Mobile network newcomer 2degrees is urging the Government to move quickly to adopt the Commerce Commission's recommendation for controls on the prices mobile phone companies charge competitors to connect to their networks.
In a reconsideration report issued today, the commission recommended that Communications Minister Steven Joyce regulate mobile termination access services, and not accept undertakings from Telecom and Vodafone.
Today's move confirmed the commission's preliminary view in a draft reconsideration report issued last month.
Mobile termination prices are the wholesale charges mobile phone companies charge for terminating calls or texts from other fixed or mobile networks.
Bill McCabe, 2degrees' chief operation officer, said the recommendation was a positive prelude to real improvements in mobile call rates.
"We won't see change until this decision is accepted by the minister and the price-setting process is concluded," he said.
He was worried Vodafone still had plenty of opportunity "to stall the process", so 2degrees was hoping for a quick decision and a fast process.
Labour communications spokeswoman Clare Curran said the minister needed to act swiftly to regulate so the industry and consumers could move forward with certainty.

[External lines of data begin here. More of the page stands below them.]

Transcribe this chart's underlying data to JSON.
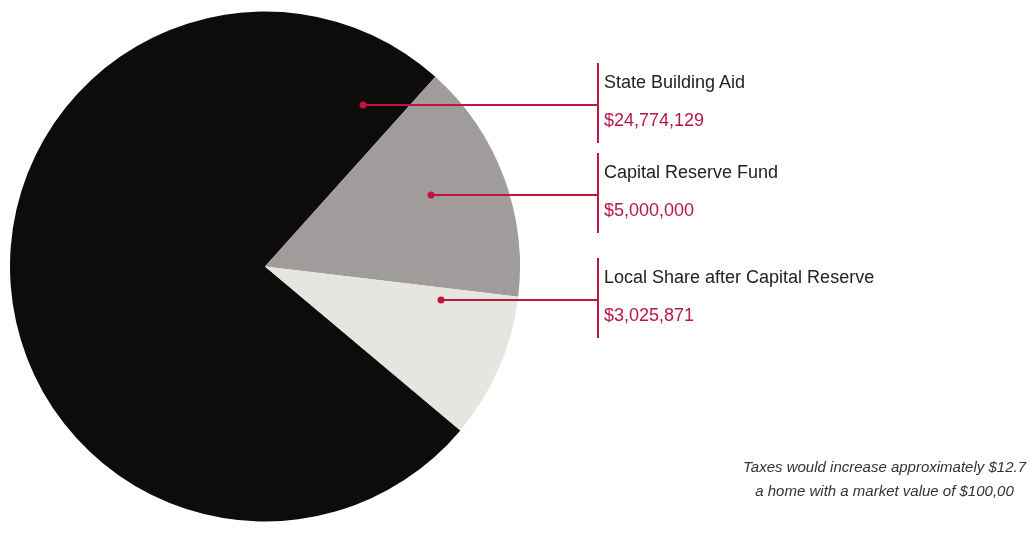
{
  "chart_data": {
    "type": "pie",
    "categories": [
      "State Building Aid",
      "Capital Reserve Fund",
      "Local Share after Capital Reserve"
    ],
    "values": [
      24774129,
      5000000,
      3025871
    ],
    "value_labels": [
      "$24,774,129",
      "$5,000,000",
      "$3,025,871"
    ],
    "colors": [
      "#0d0b0c",
      "#a09c9b",
      "#e6e6e0"
    ],
    "legend": false,
    "annotations": [
      "Taxes would increase approximately $12.7",
      "a home with a market value of $100,00"
    ]
  }
}
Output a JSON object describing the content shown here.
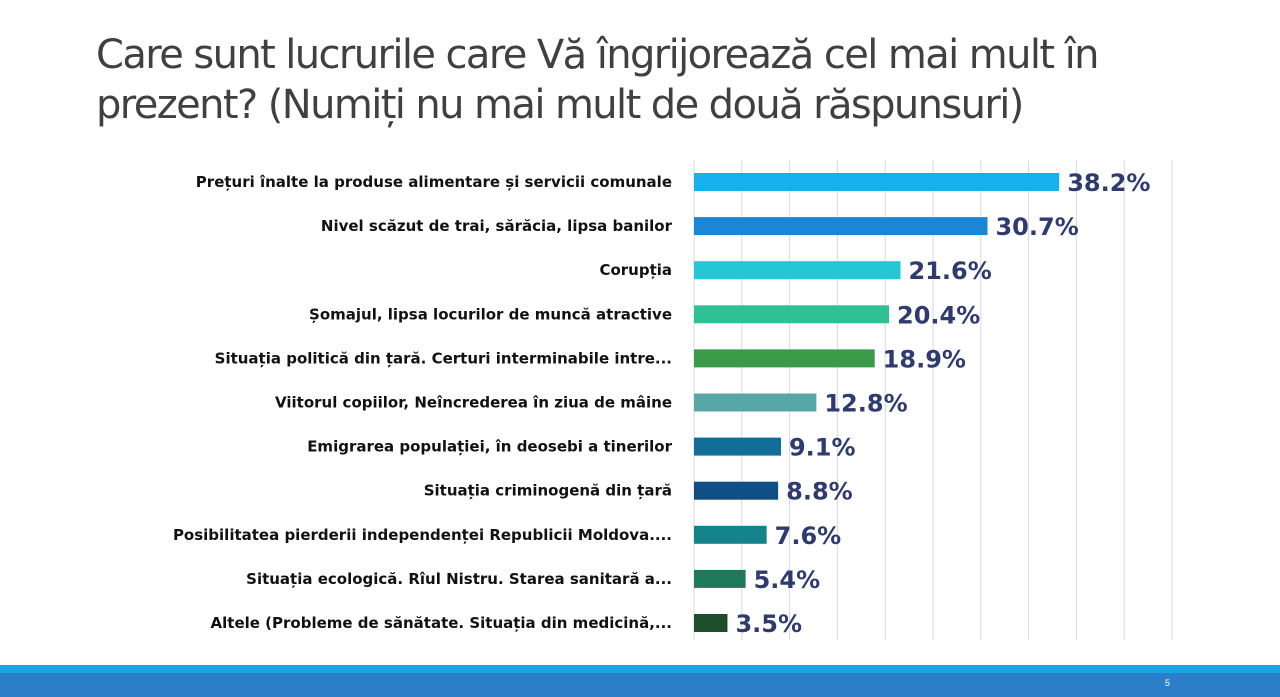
{
  "slide": {
    "title": "Care sunt lucrurile care Vă îngrijorează cel mai mult în prezent? (Numiți nu mai mult de două răspunsuri)",
    "page_number": "5"
  },
  "chart_data": {
    "type": "bar",
    "orientation": "horizontal",
    "categories": [
      "Prețuri înalte la produse alimentare și servicii comunale",
      "Nivel scăzut de trai, sărăcia, lipsa banilor",
      "Corupția",
      "Șomajul, lipsa locurilor de muncă atractive",
      "Situația politică din țară. Certuri interminabile intre...",
      "Viitorul copiilor, Neîncrederea în ziua de mâine",
      "Emigrarea populației, în deosebi a tinerilor",
      "Situația criminogenă din țară",
      "Posibilitatea pierderii independenței Republicii Moldova....",
      "Situația ecologică. Rîul Nistru. Starea sanitară a...",
      "Altele (Probleme de sănătate. Situația din medicină,..."
    ],
    "values": [
      38.2,
      30.7,
      21.6,
      20.4,
      18.9,
      12.8,
      9.1,
      8.8,
      7.6,
      5.4,
      3.5
    ],
    "value_labels": [
      "38.2%",
      "30.7%",
      "21.6%",
      "20.4%",
      "18.9%",
      "12.8%",
      "9.1%",
      "8.8%",
      "7.6%",
      "5.4%",
      "3.5%"
    ],
    "colors": [
      "#17b0ee",
      "#1b86d4",
      "#24c8d4",
      "#2dc195",
      "#3a9a47",
      "#57a7a7",
      "#106e99",
      "#104e86",
      "#14848a",
      "#1f7a5c",
      "#1e4d2b"
    ],
    "xlim": [
      0,
      50
    ],
    "grid": true,
    "title": "",
    "xlabel": "",
    "ylabel": ""
  }
}
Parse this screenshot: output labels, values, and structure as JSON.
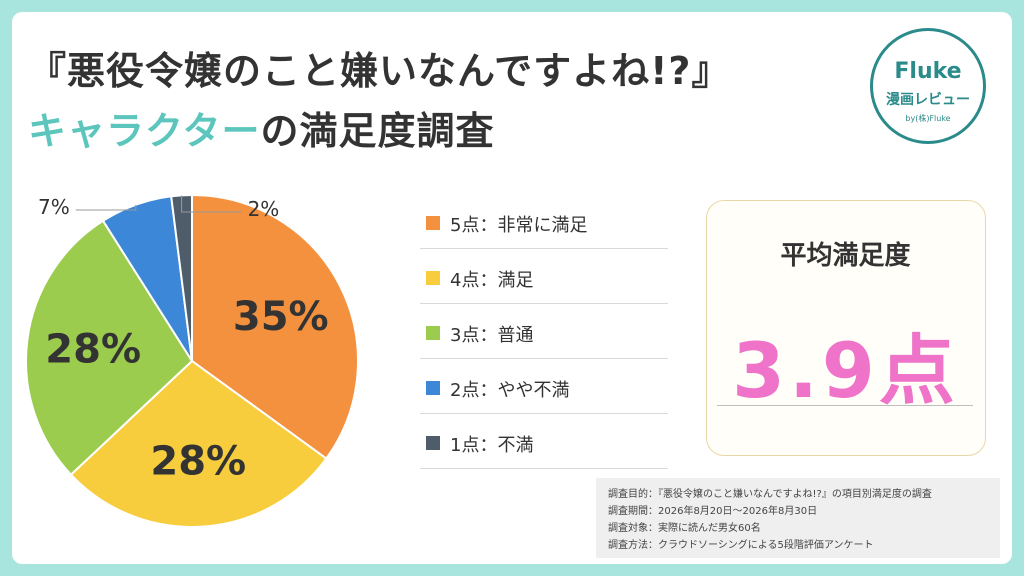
{
  "title": {
    "line1": "『悪役令嬢のこと嫌いなんですよね!?』",
    "line2_accent": "キャラクター",
    "line2_rest": "の満足度調査"
  },
  "logo": {
    "main": "Fluke",
    "sub": "漫画レビュー",
    "by": "by(株)Fluke"
  },
  "chart_data": {
    "type": "pie",
    "slices": [
      {
        "label": "5点：非常に満足",
        "value": 35,
        "display": "35%",
        "color": "#f4913f"
      },
      {
        "label": "4点：満足",
        "value": 28,
        "display": "28%",
        "color": "#f7cd3e"
      },
      {
        "label": "3点：普通",
        "value": 28,
        "display": "28%",
        "color": "#9bcc4e"
      },
      {
        "label": "2点：やや不満",
        "value": 7,
        "display": "7%",
        "color": "#3d87d8"
      },
      {
        "label": "1点：不満",
        "value": 2,
        "display": "2%",
        "color": "#4f5d6b"
      }
    ],
    "legend_placement": "right"
  },
  "average": {
    "title": "平均満足度",
    "value": "3.9点"
  },
  "survey": [
    "調査目的：『悪役令嬢のこと嫌いなんですよね!?』の項目別満足度の調査",
    "調査期間：2026年8月20日～2026年8月30日",
    "調査対象：実際に読んだ男女60名",
    "調査方法：クラウドソーシングによる5段階評価アンケート"
  ]
}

"The Commerce Commission has accepted that gaming behaviour by big telcos in the market represents a barrier to expansion by a new entrant," she said.
Mr Joyce said he was inviting written submissions on the commission's recommendation, with submissions due by June 29 and cross submissions by July 6.
The commission had changed the position it took in February that the Government should accept undertakings from Telecom and Vodafone as an alternative to regulation.
It reconsidered its position after Vodafone launched a new Talk Add-on product in April offering up to 200 minutes to Vodafone New Zealand mobiles and landlines for $12 a month for certain pre-pay plans.
After Vodafone launched that product, Mr Joyce asked the commission to reconsider its earlier recommendation that Telecom and Vodafone's final undertakings should be accepted.
Releasing its preliminary view in May, the commission said that in light of the Talk Add-on plan, the mobile termination rates contained in the final undertakings offered by Vodafone and Telecom would not address its concerns about competition.
Today, telecommunications commissioner Ross Patterson said the commission considered that cost-based mobile termination rates, when compared to the offers in the undertakings, would better promote competition in the mobile market and would be in the best long-term interests of end-users.
"While a plan like Vodafone's Talk Add-on, which has now been withdrawn, might provide short term benefits to consumers on larger networks, in the commission's view, such plans are likely to result in longer term detrimental effects on competition in the mobile services market," Dr Patterson said.
"In the long term, the commission expects that its recommendation of regulation will ensure that all mobile users will benefit from greater competition, which is expected to result in access to more competitive prices and services."
Faced with plans such as Talk Add-on, with its low on-net tariff, a small entrant paying the wholesale mobile termination rates contained in the undertakings would be likely to incur significant losses and therefore be unable to compete against the large networks, Dr Patterson said.